Sou um espetador atento do Curso de Cultura Geral, da Anabela Mota Ribeiro, e mantenho o seu blog como um dos seguidos aqui no Omnia. Numa das minhas noites semanais de catarse da rotina dos dias, decidi aceitar o desafio dos 10 itens marcantes, na esfera pessoal, da minha relação com a cultura. Com as minhas desculpas à Anabela por me intrometer nestes desafios semanais que tanto aprecio ouvir, e que me fazem renascer num aconchegante e terno sentimento interior de caminhada, perpétua no silêncio da alma...assim, sem nenhuma ordem de importância em particular:
A minha viagem aos Pirinéus. Durante cerca de duas semanas, viver cores que nunca vi tão vivas, imersas na profundidade de um silêncio como nunca vivi, em altitudes a que nunca subi. Conhecendo ainda pessoas e culturas (nomeadamente a basca) de uma forma tão vivida.

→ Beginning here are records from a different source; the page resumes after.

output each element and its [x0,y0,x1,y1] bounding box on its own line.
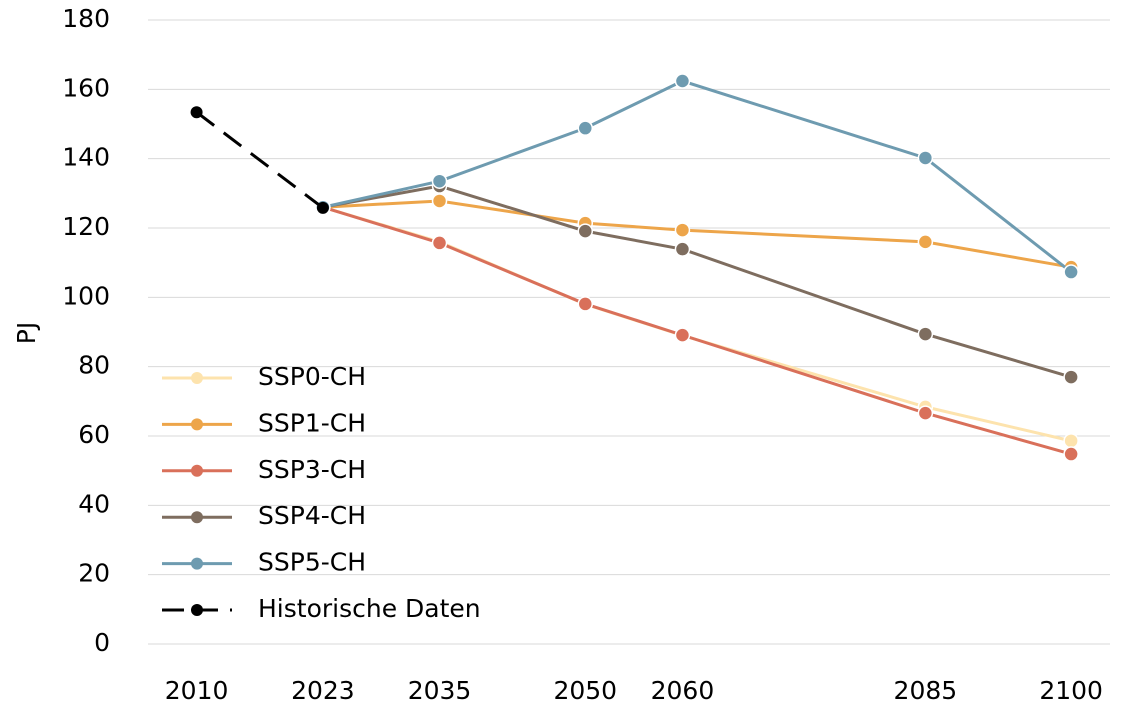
legend-marker [191,511,203,524]
series-line [195,111,324,210]
series-line [322,199,1072,269]
data-point [577,120,594,136]
y-tick-label: 0 [94,628,110,657]
y-tick-label: 120 [62,212,110,241]
legend-marker [191,604,203,616]
series-line [322,79,1073,274]
y-tick-label: 100 [62,281,110,310]
data-point [1063,369,1079,385]
legend-label: SSP4-CH [258,501,366,530]
legend-marker [191,372,203,384]
x-tick-label: 2023 [291,676,355,705]
data-point [1063,264,1079,280]
x-tick-label: 2035 [408,676,472,705]
series-line [322,205,1072,456]
x-tick-label: 2085 [894,676,958,705]
legend-marker [191,464,203,477]
data-point [674,241,691,257]
y-tick-label: 40 [78,489,110,518]
legend-marker [191,557,203,570]
data-point [431,193,448,209]
data-point [190,106,203,119]
legend-label: SSP0-CH [258,362,366,391]
x-tick-label: 2010 [165,676,229,705]
data-point [674,327,691,343]
y-axis-label: PJ [12,322,41,344]
y-tick-label: 60 [78,420,110,449]
data-point [674,73,691,89]
y-tick-label: 140 [62,143,110,172]
data-point [1063,446,1079,462]
data-point [917,405,934,421]
series-line [322,184,1072,379]
y-tick-label: 80 [78,351,110,380]
legend-label: SSP5-CH [258,548,366,577]
data-point [917,150,934,166]
data-point [674,222,691,238]
x-tick-label: 2060 [651,676,715,705]
data-point [431,235,448,251]
legend-label: SSP1-CH [258,408,366,437]
y-tick-label: 160 [62,73,110,102]
data-point [577,296,594,312]
legend-label: Historische Daten [258,594,481,623]
y-tick-label: 20 [78,559,110,588]
legend-marker [191,418,203,431]
data-point [431,173,448,189]
x-tick-label: 2050 [553,676,617,705]
data-point [577,223,594,239]
legend-label: SSP3-CH [258,455,366,484]
data-point [1063,433,1079,449]
x-tick-label: 2100 [1039,676,1103,705]
data-point [316,201,329,214]
data-point [917,326,934,342]
data-point [917,234,934,250]
y-tick-label: 180 [62,4,110,33]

Ler Norwegian Wood, de Haruki Murakami. De vivenciar num livro tantas dinâmicas interiores já sentidas, de sentir, não orgulho, mas paz, e uma profunda gratidão, de já ter vivido algo tão puro, e ao mesmo tempo tão distante.
Ter participado nas manifestações estudantis dos anos 90. Deixei nessa época parte de uma vida não destinada a viver, mas nelas encontrei outra vida de muito mais sentido e ativa. Nenhum ideal tem limites, muito menos os da ilusão moderna de que lutamos por ideais.
Ler A Midsummer Night's Dream, de Shakespeare, e de achar que sim, viver pode ser uma experiência mágica...na morte interior renasce sempre uma luz imemorial, que brilha em nós independentemente do que lhe chamamos. Eu gosto de lhe chamar criança.
Conhecer a história da Astronomia, e conhecer o céu noturno. Desde pequeno que não meço o mundo como a comum das pessoas, nem a alma como a dos incomuns imortais. Algures no meio caminho na magia de um universo que se espelha, e renova em mim, em todos.
As caminhadas na praia...daquelas que duram kilometros e que nos levam muitas vezes a locais que apenas julgamos existir longe...por onde as pegadas se apagam da areia e apenas somos o som do mar que nos desvanece em puro pensamento...meditar é isso...é ser som de mar em areias de silêncio.
Fotografar. Sentir o mundo como a visão de um Eu profundo, que se manifesta no preto e branco da essência de viver.
Vivenciar Nighthawks, de Edward Hopper. Num bar unem-se mundos em pessoas que se encontram...sou cada uma delas, sou apenas quem as procura, sou apenas quem as deixou...
Bach, interpretado por Yo-Yo Ma. No final do dia, do que teve de bom e de mau, de perfídia ou de humildade, do apenas vácuo de interesse, ao interesse intenso e pleno, a suite nº1 é sempre a porta que na noite em mim se abre...não consigo pensar em mais nada, quando nela me dissolvo em essência de nada.
Abraçar, viver, sentir o meu Bonsai, e com ele aprender... partilhar com ele o meu mundo, e ser grato por ele caminhar comigo.